An exciting and exquisite array of flies, designed for large species like dusky flathead and barra. These would hurt if that smacked the back of your head in full flight!

I hope these tips help you as much as they help me, and you find yourself able to smile at the wind, rather than shake your fist. I’d like to extend a special thank you to two very patient Peters, Peter Morse and Peter Glasson, who worked with me on the Belgian Cast during the Forster Fly Muster in 2018.

Poor Peter G. He tried so hard to help me get a quality roll cast going. “Every great journey starts well,” he kept telling me. Let me finish with a funny little confession…

I ended up in tears, under a coconut palm that day. I even recorded a bawling confessional, ready to post on My Fly Gear Gap Year page on Facebook. I couldn’t believe that my roll cast could have gone from adequate to appalling and I couldn’t even diagnose where I was going wrong.

Anyway, after my breakdown, I got out onto the flats and started hunting flatties and whiting. We had one helluva wind whip up — right on cue for some Belgian casting practice. I worked and I worked, targeting the shadows of whiting I could see some 30m away with my back to the wind.

I worked so hard on my timing — those solid stops on the forward cast are important, but the timing to maintain tension in the back cast pause is paramount.

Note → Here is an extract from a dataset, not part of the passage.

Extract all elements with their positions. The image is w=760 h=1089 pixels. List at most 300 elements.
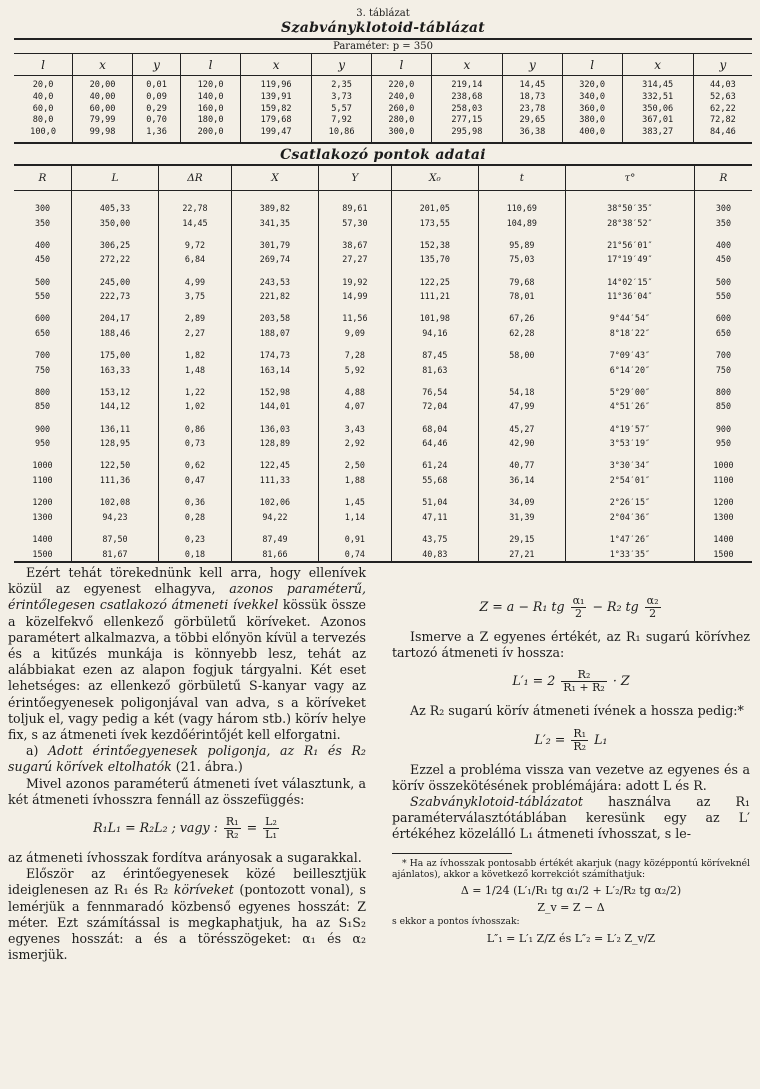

I’m including a video below, showing my results on that day… I’m sure you’ll cheer along with me. But here’s the funny little confession I promised you: When I got home and broke down my rod, I discovered something very, VERY embarrassing.

… I had accidentally paired a #6 line with my #9 rod! I was severely under-lined all day, handicapping all my efforts! It’s no wonder I was struggling to get power in my roll casts, let alone any of the casts in the wind.

If ever there was evidence that the Belgian cast is effective in a tailwind, this video is it, because even with that severe disadvantage, I was getting adequate distance!

Before I sign off, here’s a little tip for you to take away:

When running line through your guides at the beginning of the day, don’t lead with your tippet. It’s too fiddly. Instead, gently fold your fly line over and push that through the guides, then pull the leader and tippet through, once you get to the tip. You’ll find this much faster.

It’s also a great idea to pay attention to which way your reel is resting. Make sure the handle is facing UP, so it doesn’t catch the ground as it spins. It’s simple, but makes a difference.